E quando ci arrivano come dimostra l'esempio delle multinazionali tedesche, tornano subito nei depositi della Bce, a tasso zero. In una comunità giovane come l'eurozona, una crisi di fiducia di queste proporzioni rischia di essere mortale. Il sistema, infatti, reggeva finché i Paesi in surplus, a partire dalla Germania, trovavano conveniente investire a tassi allettanti in Grecia, Spagna o Italia.
Oggi, complice la paura generata dalla crisi, il fenomeno si è ribaltato: la parola più usata nelle trattative di Bruxelles o Francoforte è "garanzia". La Finlandia, in cambio dei suoi prestiti, richiede impegni specifici dalla Spagna o dalla Grecia. L'eventuale aiuto all'Italia sarà condizionato, al pari, da impegni espliciti. Intanto, geniale esito delle manovre dell'ultimo anno, la classe media italiana spremuta dall'Imu finanzia, oltre alla spesa sanitaria siciliana, anche l'economia tedesca.
Vale la pena i far parte di una comunità del genere? Sì, purché invece di spremere i contribuenti, i «compiti a casa» servano a disegnare un'Italia più moderna in cui finalmente tutti capiscano che, come diceva Milton Friedman, «nessun pasto è gratis» nemmeno a Palermo. O che i diritti dei «makers», cioè quelli che producono, non vanno piegati a quelli dei «takers» cioè i beneficiari del welfare.

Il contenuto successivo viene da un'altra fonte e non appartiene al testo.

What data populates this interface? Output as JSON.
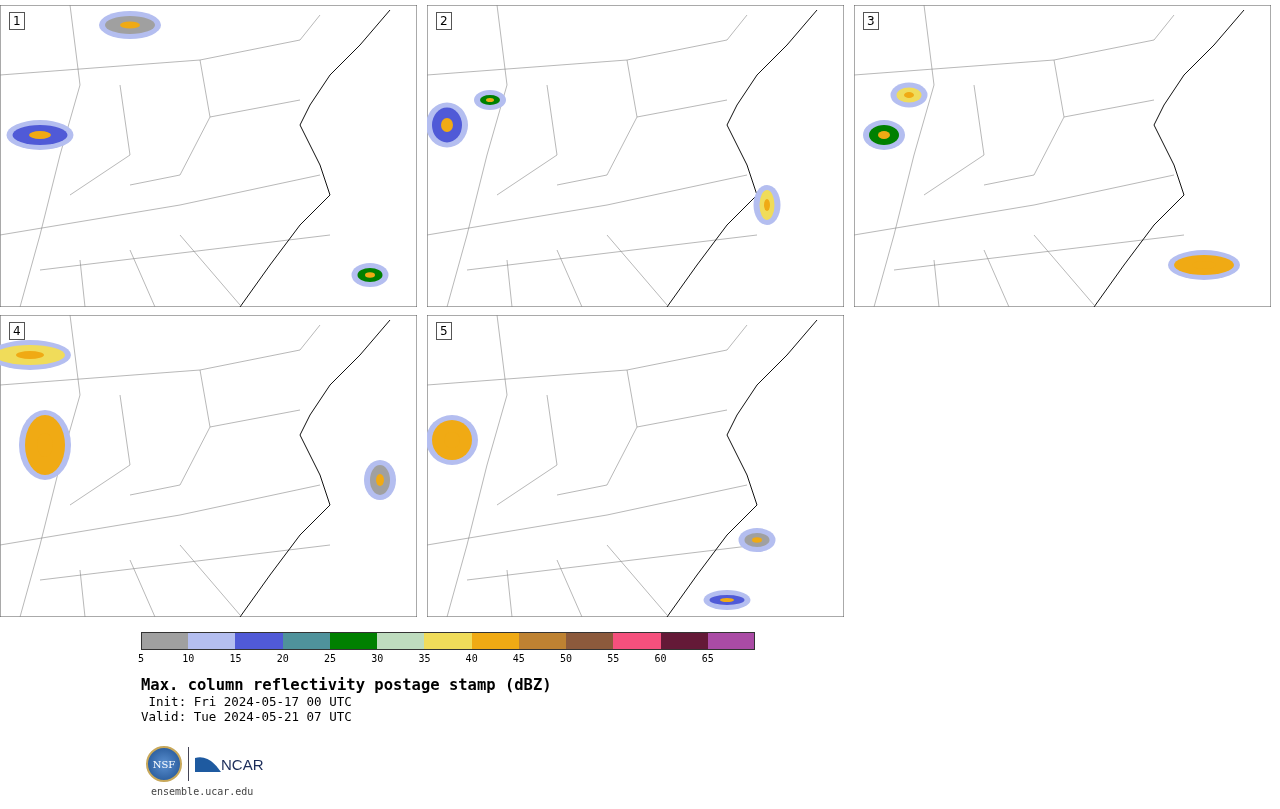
{
  "panels": [
    {
      "label": "1"
    },
    {
      "label": "2"
    },
    {
      "label": "3"
    },
    {
      "label": "4"
    },
    {
      "label": "5"
    }
  ],
  "colorbar": {
    "segments": [
      {
        "color": "#a0a0a0",
        "tick": "5"
      },
      {
        "color": "#b4bef0",
        "tick": "10"
      },
      {
        "color": "#505ad7",
        "tick": "15"
      },
      {
        "color": "#4f929b",
        "tick": "20"
      },
      {
        "color": "#008000",
        "tick": "25"
      },
      {
        "color": "#bedcbe",
        "tick": "30"
      },
      {
        "color": "#f0dc5a",
        "tick": "35"
      },
      {
        "color": "#f0aa14",
        "tick": "40"
      },
      {
        "color": "#be8232",
        "tick": "45"
      },
      {
        "color": "#8c5a3c",
        "tick": "50"
      },
      {
        "color": "#f5507d",
        "tick": "55"
      },
      {
        "color": "#641937",
        "tick": "60"
      },
      {
        "color": "#aa4ba5",
        "tick": "65"
      }
    ]
  },
  "title": "Max. column reflectivity postage stamp (dBZ)",
  "init": " Init: Fri 2024-05-17 00 UTC",
  "valid": "Valid: Tue 2024-05-21 07 UTC",
  "logo": {
    "left": "NSF",
    "right": "NCAR"
  },
  "url": "ensemble.ucar.edu"
}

Sì, purché a Berlino si capisca che non esiste una divisione manichea tra «buoni», cioè i creditori, e «cattivi», cioè i debitori. Parlando da ragionieri, i vantaggi dell'euro per l'Italia che campa di export, cioè da Roma in su, sono senz'altro ancora superiori ai costi. In termini politici, non è esagerato pensare che l'Europa si troverà ad affrontare in prima linea la prossima crisi del Medio Oriente.
Secondo lo storico dell'economia Niall Ferguson, l'esito della doppia crisi - euro e conflitto mediorientale - potrebbe portare ad un serie di rivolgimenti con un esito per noi amaro: nell'Europa ad impronta tedesca italiani e spagnoli camperanno come giardinieri di case vendute ai cittadini del Nord Europa. Più qualche lavoretto, naturalmente in nero. Un paradosso, certo, ma che ha un fondo di verità . Per evitarlo c'è una sola strada: un'architettura coerente che consenta l'integrazione bancaria (primo passo) fiscale e politica.